Lawmakers in Bosnia’s autonomous Serb Republic are to consider whether social media posts that are deemed offensive should be punished with fines or prison terms, alarming media watchdogs.
The move follows uproar among journalists over a December raid led by Bosnian Serb police on the Sarajevo offices of an independent web portal, Klix, after it published an audio recording that it said contained the voice of Serb Republic Prime Minister Zeljka Cvijanovic discussing buying MPs in the regional parliament. Cvijanovic said the tape was fabricated.
Critics say much of the electronic and print media in the Serb Republic are already under the control of the ruling SNSD party of Bosnian Serb president Milorad Dodik, who has sought to cultivate close ties with Russia.

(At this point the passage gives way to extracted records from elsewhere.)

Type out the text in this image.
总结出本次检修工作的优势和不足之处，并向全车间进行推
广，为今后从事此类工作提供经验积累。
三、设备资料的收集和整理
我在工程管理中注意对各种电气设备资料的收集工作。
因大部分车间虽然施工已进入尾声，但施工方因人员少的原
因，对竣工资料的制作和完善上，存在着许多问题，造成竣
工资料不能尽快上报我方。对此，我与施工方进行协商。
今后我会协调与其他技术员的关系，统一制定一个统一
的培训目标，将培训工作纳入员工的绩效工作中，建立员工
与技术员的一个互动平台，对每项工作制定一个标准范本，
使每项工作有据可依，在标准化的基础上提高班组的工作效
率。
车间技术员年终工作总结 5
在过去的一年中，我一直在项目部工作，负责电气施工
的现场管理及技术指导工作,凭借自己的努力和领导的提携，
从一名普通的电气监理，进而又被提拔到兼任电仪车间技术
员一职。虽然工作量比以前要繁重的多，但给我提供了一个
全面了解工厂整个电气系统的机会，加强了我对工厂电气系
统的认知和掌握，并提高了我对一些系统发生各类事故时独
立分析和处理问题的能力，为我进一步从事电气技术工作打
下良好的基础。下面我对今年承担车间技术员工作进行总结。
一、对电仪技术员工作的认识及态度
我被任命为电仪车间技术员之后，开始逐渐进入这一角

The regional parliament’s Committee on European Integration agreed on Monday that the government’s proposed amendments to the law on public order and peace, which extends the definition of public space to social media, can be debated.
Opposition lawmakers have threatened to leave the session, scheduled for Tuesday.
Under the proposed amendments, anyone who posts symbols, images, texts or music videos on social media that are deemed to disturb public order can be fined up to 300 Bosnian marka ($175). Those deemed to offend or threaten other people face fines of up to 800 marka or a 30-day prison term.